I'm going with the flow. Do it!!!

Anonymous said...

A work colleague has 3 phones. Her work phone, her personal phone and, what I like to call, her Saturday night phone.
Scrolling through the latter reveals it's full of people all called DNA which apparently stands for Do not answer.
You might have dodged a bullet without knowing it.

Please Don't Eat With Your Mouth Open said...

Ellie - Ever heard of the words "peer pressure"??

ninetynine - Hahaha, I love that. A Saturday night phone. I've got a mate who impliments the 'DNA' approach to storing numbers :D

Time Traveller said...

hahaha! Are you playing hard to get? I thought the Leeds Bloke was a no go because of the Devil Book photos?

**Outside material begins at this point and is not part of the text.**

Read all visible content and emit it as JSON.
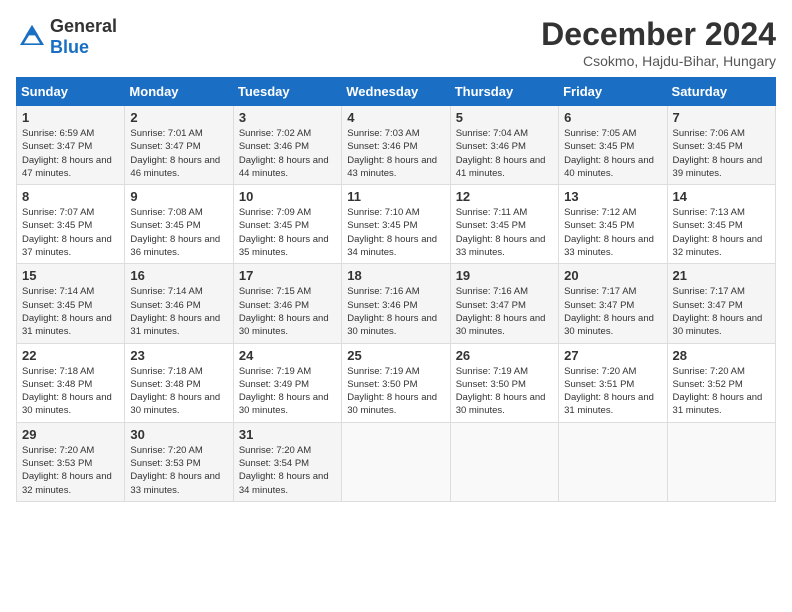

Please Don't Eat With Your Mouth Open said...

Ohhh timetraveller - DO keep up! ;) That was Camden Boy. This is Leeds Bloke. Two different ends of the country, two different weekends.

I'm a fast mover :D

Anonymous said...

That is very funny indeed. I am chuckling imagining you becoming impatient at the lack of response from your voicemail number! :)

Please Don't Eat With Your Mouth Open said...

perps - Spot on. I was all baffled with furrowed eyebrows and everything.